Princeton Plays Its Trumpf Card
Trumpf describes the action as an acquisition, but on closer inspection, it look more like an outsourcing agreement. It also marks the entry of a new player into the photonics manufacturing arena.
The key part of the deal is the sale of 15,000 square feet of cleanroom space, along with the equipment it contains -- a facility that would have cost up to several tens of millions of dollars to set up -- to Trumpf. This allows Trumpf to start up in the photonics manufacturing business, and it's first client will be (ta dah!) Princeton Lightwave.
Trumpf has also hired a significant number of Princeton Lightwave's employees to run the facility, including Louis Wagman, the startup's former COO and VP of operations. It has also bought the portion of Princeton's intellectual property portfolio relating to high-power lasers, to ensure that it can manufacture the components without infringing on anyone's patents.

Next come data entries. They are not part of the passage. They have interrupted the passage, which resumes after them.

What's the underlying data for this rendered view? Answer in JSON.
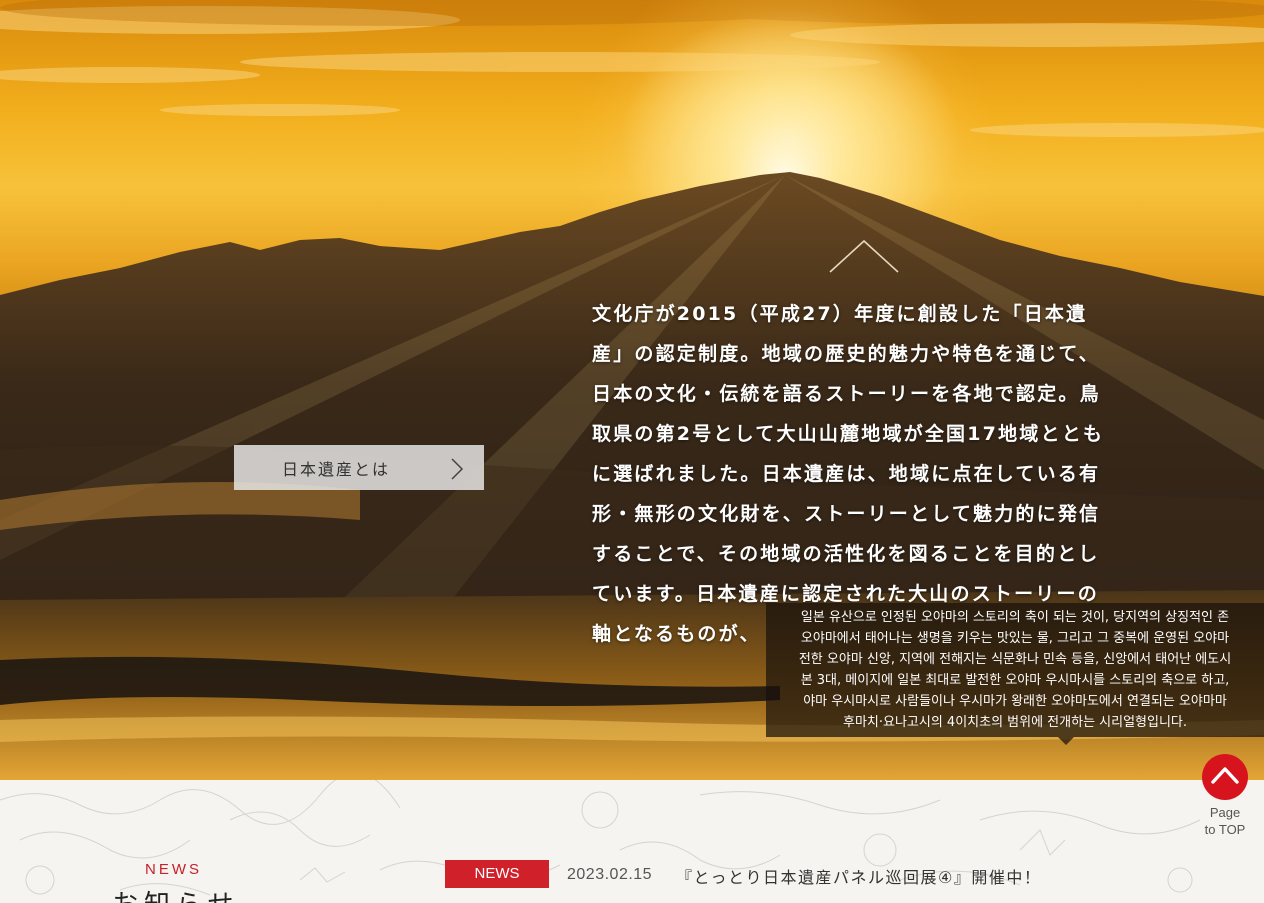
{
  "hero": {
    "intro_lines": [
      "文化庁が2015（平成27）年度に創設した「日本遺",
      "産」の認定制度。地域の歴史的魅力や特色を通じて、",
      "日本の文化・伝統を語るストーリーを各地で認定。鳥",
      "取県の第2号として大山山麓地域が全国17地域ととも",
      "に選ばれました。日本遺産は、地域に点在している有",
      "形・無形の文化財を、ストーリーとして魅力的に発信",
      "することで、その地域の活性化を図ることを目的とし",
      "ています。日本遺産に認定された大山のストーリーの",
      "軸となるものが、"
    ],
    "about_button_label": "日本遺産とは"
  },
  "translation_tooltip": {
    "lines": [
      "일본 유산으로 인정된 오야마의 스토리의 축이 되는 것이, 당지역의 상징적인 존",
      "오야마에서 태어나는 생명을 키우는 맛있는 물, 그리고 그 중복에 운영된 오야마",
      "전한 오야마 신앙, 지역에 전해지는 식문화나 민속 등을, 신앙에서 태어난 에도시",
      "본 3대, 메이지에 일본 최대로 발전한 오야마 우시마시를 스토리의 축으로 하고,",
      "야마 우시마시로 사람들이나 우시마가 왕래한 오야마도에서 연결되는 오야마마",
      "후마치·요나고시의 4이치초의 범위에 전개하는 시리얼형입니다."
    ]
  },
  "page_top": {
    "line1": "Page",
    "line2": "to TOP"
  },
  "news": {
    "label": "NEWS",
    "heading": "お知らせ",
    "item": {
      "badge": "NEWS",
      "date": "2023.02.15",
      "title": "『とっとり日本遺産パネル巡回展④』開催中！"
    }
  },
  "colors": {
    "accent": "#d0202a",
    "tooltip_bg": "#19120c"
  }
}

"We were vertically integrated, but that's not popular any more," says John Connolly, Princeton's cofounder and director of engineering. "Almost all new startups follow the fabless model." Princeton's not become totally outsourced, however -- it still retains 8,000 square feet of cleanroom for testing and packaging in the same building as the manufacturing.

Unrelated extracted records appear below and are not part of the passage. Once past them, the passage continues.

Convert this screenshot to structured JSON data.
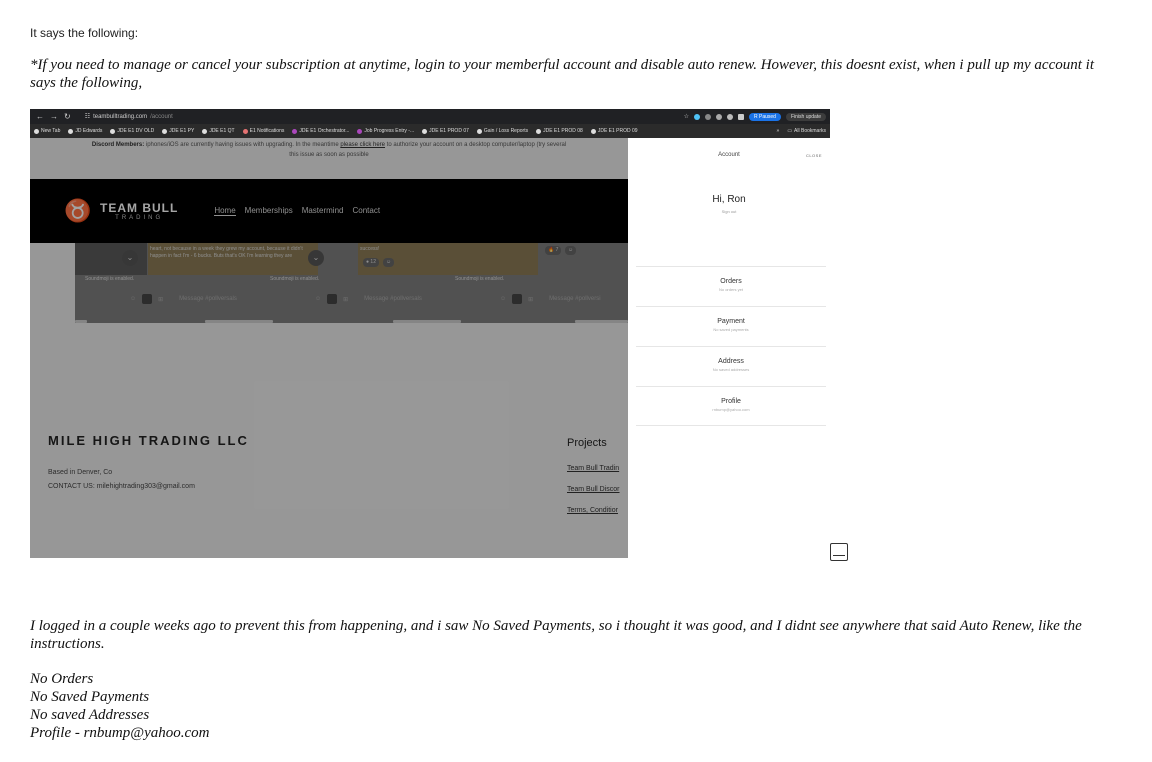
{
  "intro": "It says the following:",
  "quote": "*If you need to manage or cancel your subscription at anytime, login to your memberful account and disable auto renew.  However, this doesnt exist, when i pull up my account it says the following,",
  "screenshot": {
    "browser": {
      "url_host": "teambulltrading.com",
      "url_path": "/account",
      "paused": "Paused",
      "profile_initial": "R",
      "finish_update": "Finish update",
      "bookmarks": [
        "New Tab",
        "JD Edwards",
        "JDE E1 DV OLD",
        "JDE E1 PY",
        "JDE E1 QT",
        "E1 Notifications",
        "JDE E1 Orchestrator...",
        "Job Progress Entry -...",
        "JDE E1 PROD 07",
        "Gain / Loss Reports",
        "JDE E1 PROD 08",
        "JDE E1 PROD 09"
      ],
      "more": "»",
      "all_bookmarks": "All Bookmarks"
    },
    "banner": {
      "bold": "Discord Members:",
      "text": " iphones/iOS are currently having issues with upgrading. In the meantime ",
      "link": "please click here",
      "text2": " to authorize your account on a desktop computer/laptop (try several",
      "line2": "this issue as soon as possible"
    },
    "site": {
      "logo_main": "TEAM BULL",
      "logo_sub": "TRADING",
      "menu": [
        "Home",
        "Memberships",
        "Mastermind",
        "Contact"
      ]
    },
    "discord": {
      "msg1": "heart, not because in a week they grew my account, because it didn't happen in fact I'm - 6 bucks. Buts that's OK I'm learning they are",
      "msg2": "success!",
      "react1": "12",
      "react2": "7",
      "sound": "Soundmoji is enabled.",
      "message_placeholder": "Message #pollversals",
      "message_placeholder2": "Message #pollversals",
      "message_placeholder3": "Message #pollversi"
    },
    "footer": {
      "company": "MILE HIGH TRADING LLC",
      "based": "Based in Denver, Co",
      "contact": "CONTACT US: milehightrading303@gmail.com",
      "projects_title": "Projects",
      "links": [
        "Team Bull Tradin",
        "Team Bull Discor",
        "Terms, Conditior"
      ]
    },
    "panel": {
      "title": "Account",
      "close": "CLOSE",
      "greeting": "Hi, Ron",
      "signout": "Sign out",
      "items": [
        {
          "label": "Orders",
          "sub": "No orders yet"
        },
        {
          "label": "Payment",
          "sub": "No saved payments"
        },
        {
          "label": "Address",
          "sub": "No saved addresses"
        },
        {
          "label": "Profile",
          "sub": "rnbump@yahoo.com"
        }
      ]
    }
  },
  "para": "I logged in a couple weeks ago to prevent this from happening, and i saw  No Saved Payments, so i thought it was good, and I didnt see anywhere that said Auto Renew, like the instructions.",
  "list": [
    "No Orders",
    "No Saved Payments",
    "No saved Addresses",
    "Profile - rnbump@yahoo.com"
  ]
}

Both parties are pleased with the deal, it seems. Connolly says it puts the startup on a much firmer financial footing. "It certainly permits us to continue to do business in the way that we want," he says. "No one wants a relationship with a small business unless we have solid financial plans." He figures Princeton can continue for "multiple years" as a fabless outfit, before running out of money.
The fabless Princeton Lightwave is a lot slimmer. At its peak, the company had 75 employees. Before the deal with Trumpf it was at 45. It now numbers around 20 to 25 employees, according to Connolly. But since Trumpf's new photonics division employs 20 people, it suggests that nobody was laid off -- they were all transferred.
Catherine Flynn, a spokeswoman for Trumpf, told Light Reading that the company wanted to enter the semiconductor manufacturing field, and the deal with Princeton Lightwave gave it a fast way in.
From the point of view of telecom components, it would appear to be a rather odd time to be making such a move. If top players like Agere Systems (NYSE: AGR) are seeing so little action in the optical components space that they've decided to get out of it altogether, then it suggests that the business opportunity for manufacturing optical components isn't that great right now (see Lights Out for Agere's Opto Biz).
The likely explanation is that Trumpf will be developing high-power lasers for other applications. Indeed, Flynn says that not all 20 staff in the facility will be needed to manufacture Princeton Lightwave's products, although she can't say what they will be doing.